For tacotron, a gpu would be ideal. I use nvidia 1030’s, they don’t draw much when idle and fanless models are available. Yes, this necessitates running a host with them in it 24/7, but for quality and speed you’re going to have to make some trade-offs.
We’re quickly approaching a place were cpu can be used instead of a gpu, so this answer may change in the next year.
@baconator
Oh OK, now i’ve dug a little deeper i saw that the articles talking about 2 servers with the second model already packaged, so i haven’t recognized it as such.
So, STT aside. Is the TTS serveing (described in the how-to) still viable? Or what would you suggest?
Is STT modeling sourced from one speaker beneficial?
We first want to iron out the shortcomings mentioned above, e.g. “stop attention” and voice quality. After that the TTS & vocoder models will be published.

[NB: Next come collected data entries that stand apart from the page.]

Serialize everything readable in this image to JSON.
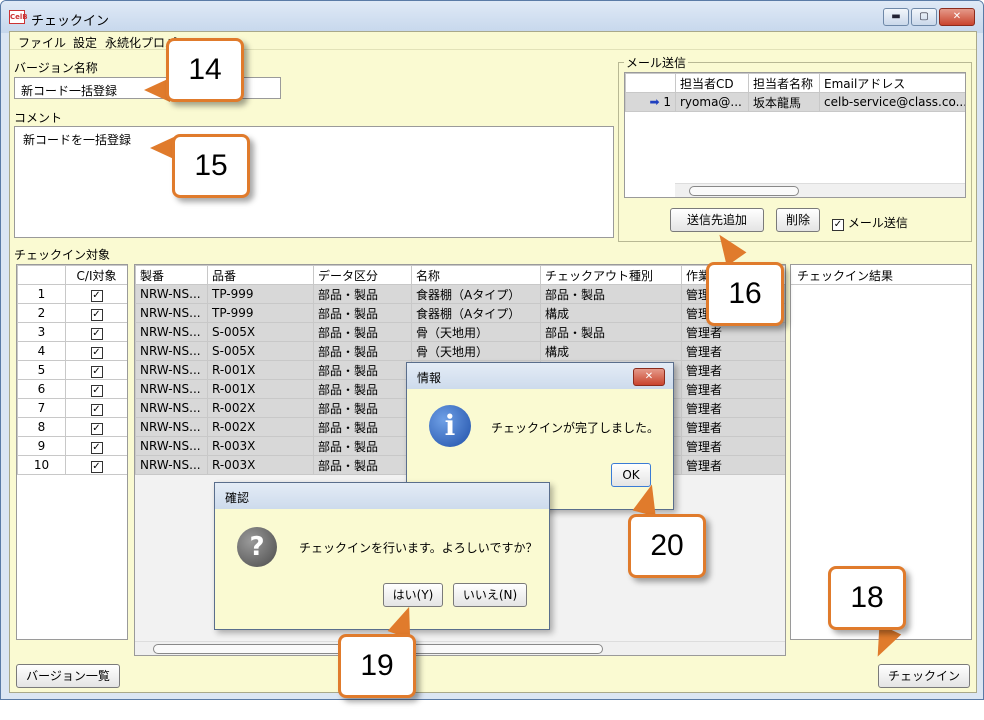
{
  "window": {
    "title": "チェックイン",
    "app_icon": "CelB",
    "min": "▬",
    "max": "▢",
    "close": "✕"
  },
  "menu": [
    "ファイル",
    "設定",
    "永続化プロパ"
  ],
  "form": {
    "version_label": "バージョン名称",
    "version_value": "新コード一括登録",
    "comment_label": "コメント",
    "comment_value": "新コードを一括登録"
  },
  "mail": {
    "group_title": "メール送信",
    "headers": [
      "担当者CD",
      "担当者名称",
      "Emailアドレス"
    ],
    "row": {
      "marker": "➡",
      "num": "1",
      "cd": "ryoma@...",
      "name": "坂本龍馬",
      "email": "celb-service@class.co...."
    },
    "add_button": "送信先追加",
    "delete_button": "削除",
    "checkbox_label": "メール送信",
    "checkbox_mark": "✓"
  },
  "targets": {
    "label": "チェックイン対象",
    "col": "C/I対象",
    "rows": [
      "1",
      "2",
      "3",
      "4",
      "5",
      "6",
      "7",
      "8",
      "9",
      "10"
    ],
    "check": "✓"
  },
  "grid": {
    "headers": [
      "製番",
      "品番",
      "データ区分",
      "名称",
      "チェックアウト種別",
      "作業者"
    ],
    "rows": [
      [
        "NRW-NS...",
        "TP-999",
        "部品・製品",
        "食器棚（Aタイプ）",
        "部品・製品",
        "管理者"
      ],
      [
        "NRW-NS...",
        "TP-999",
        "部品・製品",
        "食器棚（Aタイプ）",
        "構成",
        "管理者"
      ],
      [
        "NRW-NS...",
        "S-005X",
        "部品・製品",
        "骨（天地用）",
        "部品・製品",
        "管理者"
      ],
      [
        "NRW-NS...",
        "S-005X",
        "部品・製品",
        "骨（天地用）",
        "構成",
        "管理者"
      ],
      [
        "NRW-NS...",
        "R-001X",
        "部品・製品",
        "",
        "",
        "管理者"
      ],
      [
        "NRW-NS...",
        "R-001X",
        "部品・製品",
        "",
        "",
        "管理者"
      ],
      [
        "NRW-NS...",
        "R-002X",
        "部品・製品",
        "",
        "",
        "管理者"
      ],
      [
        "NRW-NS...",
        "R-002X",
        "部品・製品",
        "",
        "",
        "管理者"
      ],
      [
        "NRW-NS...",
        "R-003X",
        "部品・製品",
        "",
        "",
        "管理者"
      ],
      [
        "NRW-NS...",
        "R-003X",
        "部品・製品",
        "",
        "",
        "管理者"
      ]
    ]
  },
  "result": {
    "header": "チェックイン結果"
  },
  "buttons": {
    "version_list": "バージョン一覧",
    "checkin": "チェックイン"
  },
  "info_dialog": {
    "title": "情報",
    "message": "チェックインが完了しました。",
    "ok": "OK",
    "icon": "i",
    "close": "✕"
  },
  "confirm_dialog": {
    "title": "確認",
    "message": "チェックインを行います。よろしいですか？",
    "yes": "はい(Y)",
    "no": "いいえ(N)",
    "icon": "?"
  },
  "callouts": [
    "14",
    "15",
    "16",
    "18",
    "19",
    "20"
  ],
  "colors": {
    "panel": "#fafad2",
    "callout_border": "#e07b2c",
    "selected_row": "#d8d8d8"
  }
}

As discussed in Mycroft chat with @SGee i’ve uploaded the sample phrases as in first post with a new “vocoder” (wavegrad) model training. @Dominik and i are currently playing around with different vocoders.
It’s based on same taco2 model as first samples (460k steps), so voice flow is identical but it’s pronounced diffently. Random noise in background will (hopefully) get away on more training steps (currently wavegrad training on 350k steps).
thx a lot for all the hard work. works great but sadly on my machines quite slow and therefore almost not usable since I’m not sure how to improve the time it takes to generate the wav.
I’d check if the model can be run easily with the Griffin-Lim vocoder. That could be faster but with less quality.
I’ll check and give feedback if i know it’s working.